🌱 Seedling

Risk Registers Are Theater Unless They Change Decisions

· 2 min read
I reviewed risk registers from 9 active projects and found that 82% of identified risks had no associated decision or resource allocation change. The register documented what could go wrong without influencing what the organization actually did about it.

Why do risk registers fail to change organizational behavior?

Risk registers fail because they exist in a governance layer disconnected from the planning layer where resource allocation and scheduling decisions are made.

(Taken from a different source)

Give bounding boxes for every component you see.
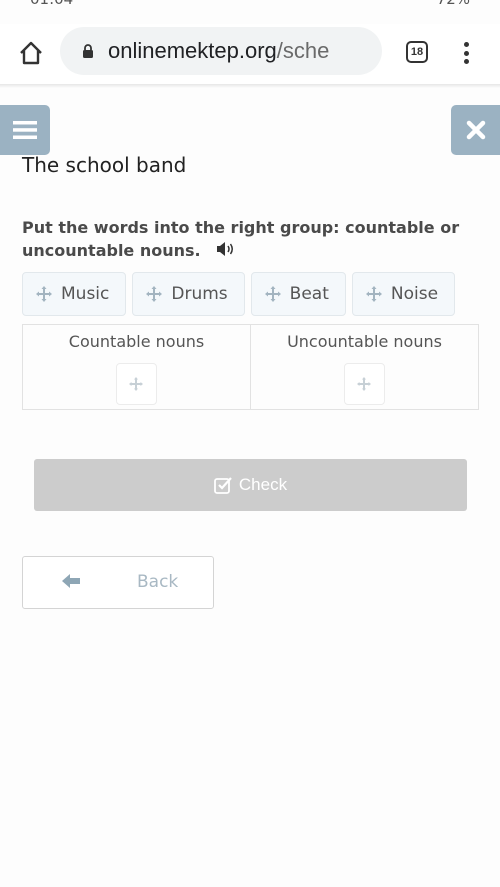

I pulled the risk registers from 9 active projects at a mid-size technology company. They contained 73 identified risks across the 9 projects. Each risk had a probability rating, an impact rating, and an “owner.” Of those 73 risks, only 13 (18%) had produced any change in the project plan: a schedule buffer, a resource reallocation, a scope adjustment, or a contingency plan with actual resources assigned. The remaining 60 risks were documented but dormant. They existed in a spreadsheet that was updated monthly and reviewed by a project manager who had no authority to change the plan.

This is what I call governance theater: the appearance of risk management without the organizational authority to actually manage risk. The register satisfies the question “do we have a risk management process?” without satisfying the question “are we actually managing risk?” According to the principles of risk management, a risk that does not change a decision has not been managed. It has been cataloged.

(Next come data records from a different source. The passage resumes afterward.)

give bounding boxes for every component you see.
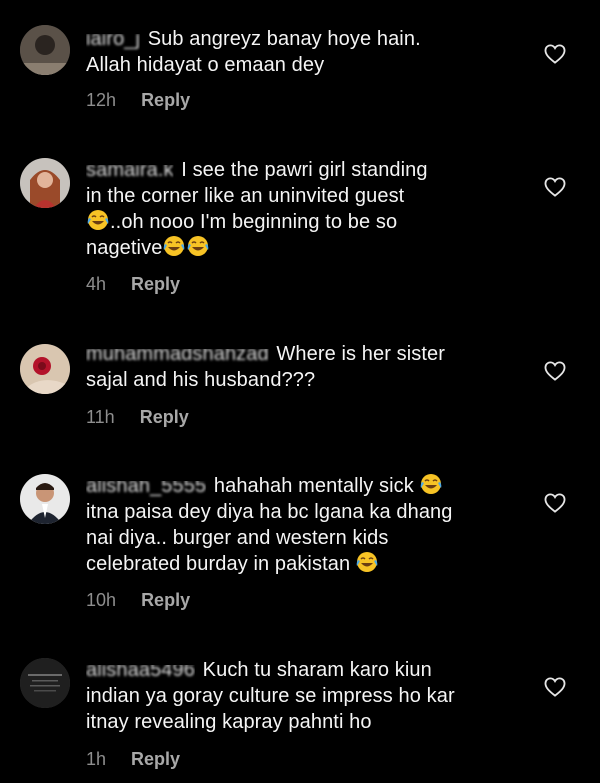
avatar[interactable] bbox=[20, 25, 70, 75]
face-with-tears-of-joy-icon bbox=[163, 235, 185, 257]
heart-icon[interactable] bbox=[544, 361, 566, 381]
comment-username[interactable]: alishaa5496 bbox=[86, 665, 195, 683]
reply-button[interactable]: Reply bbox=[131, 274, 180, 294]
reply-button[interactable]: Reply bbox=[141, 90, 190, 110]
avatar-photo bbox=[20, 344, 70, 394]
comment-meta: 10h Reply bbox=[86, 590, 190, 611]
heart-icon[interactable] bbox=[544, 177, 566, 197]
comment-time: 12h bbox=[86, 90, 117, 110]
face-with-tears-of-joy-icon bbox=[87, 209, 109, 231]
avatar-photo bbox=[20, 658, 70, 708]
comment-text: muhammadshahzad Where is her sister saja… bbox=[86, 343, 445, 391]
comment-meta: 4h Reply bbox=[86, 274, 180, 295]
comment-text: samaira.k I see the pawri girl standing … bbox=[86, 159, 428, 259]
face-with-tears-of-joy-icon bbox=[356, 551, 378, 573]
reply-button[interactable]: Reply bbox=[140, 407, 189, 427]
face-with-tears-of-joy-icon bbox=[420, 473, 442, 495]
comment-username[interactable]: alishah_5555 bbox=[86, 481, 206, 499]
comment-username[interactable]: iairo_j bbox=[86, 34, 140, 52]
reply-button[interactable]: Reply bbox=[131, 749, 180, 769]
reply-button[interactable]: Reply bbox=[141, 590, 190, 610]
comment-time: 10h bbox=[86, 590, 117, 610]
heart-icon[interactable] bbox=[544, 44, 566, 64]
avatar[interactable] bbox=[20, 158, 70, 208]
avatar[interactable] bbox=[20, 474, 70, 524]
comment-meta: 11h Reply bbox=[86, 407, 189, 428]
comment-text: alishah_5555 hahahah mentally sick itna … bbox=[86, 473, 453, 575]
avatar[interactable] bbox=[20, 658, 70, 708]
avatar-photo bbox=[20, 474, 70, 524]
comment-time: 4h bbox=[86, 274, 107, 294]
avatar[interactable] bbox=[20, 344, 70, 394]
heart-icon[interactable] bbox=[544, 493, 566, 513]
comment-username[interactable]: samaira.k bbox=[86, 165, 174, 183]
face-with-tears-of-joy-icon bbox=[187, 235, 209, 257]
comment-meta: 12h Reply bbox=[86, 90, 190, 111]
comment-text: iairo_j Sub angreyz banay hoye hain. All… bbox=[86, 28, 421, 76]
comment-text: alishaa5496 Kuch tu sharam karo kiun ind… bbox=[86, 659, 455, 733]
avatar-photo bbox=[20, 25, 70, 75]
comment-time: 1h bbox=[86, 749, 107, 769]
heart-icon[interactable] bbox=[544, 677, 566, 697]
avatar-photo bbox=[20, 158, 70, 208]
comment-username[interactable]: muhammadshahzad bbox=[86, 349, 269, 367]
comment-meta: 1h Reply bbox=[86, 749, 180, 770]
comment-time: 11h bbox=[86, 407, 115, 427]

What would make risk registers actually useful?

Connect every risk to a specific decision: what will we do differently if this risk materializes, and what are we doing now to prevent or detect it?

The fix is structural, not procedural. Each risk entry should include not just probability and impact but a decision trigger: “If [observable condition] occurs by [date], we will [specific action].” This transforms the register from a catalog into a decision tree. At one organization, I implemented this change and found that 40% of “risks” could not produce a decision trigger because no one could articulate what the organization would do differently. Those risks were removed from the register entirely, reducing it from 73 entries to 44, with each remaining entry tied to a real decision.

This connects directly to decision frameworks as tools: a framework that does not produce decisions is decoration. Risk registers have the same obligation. They either inform action or they consume time. There is no productive middle ground. The dichotomy of control applies: catalog only what you can influence, and for each item, specify how you will influence it.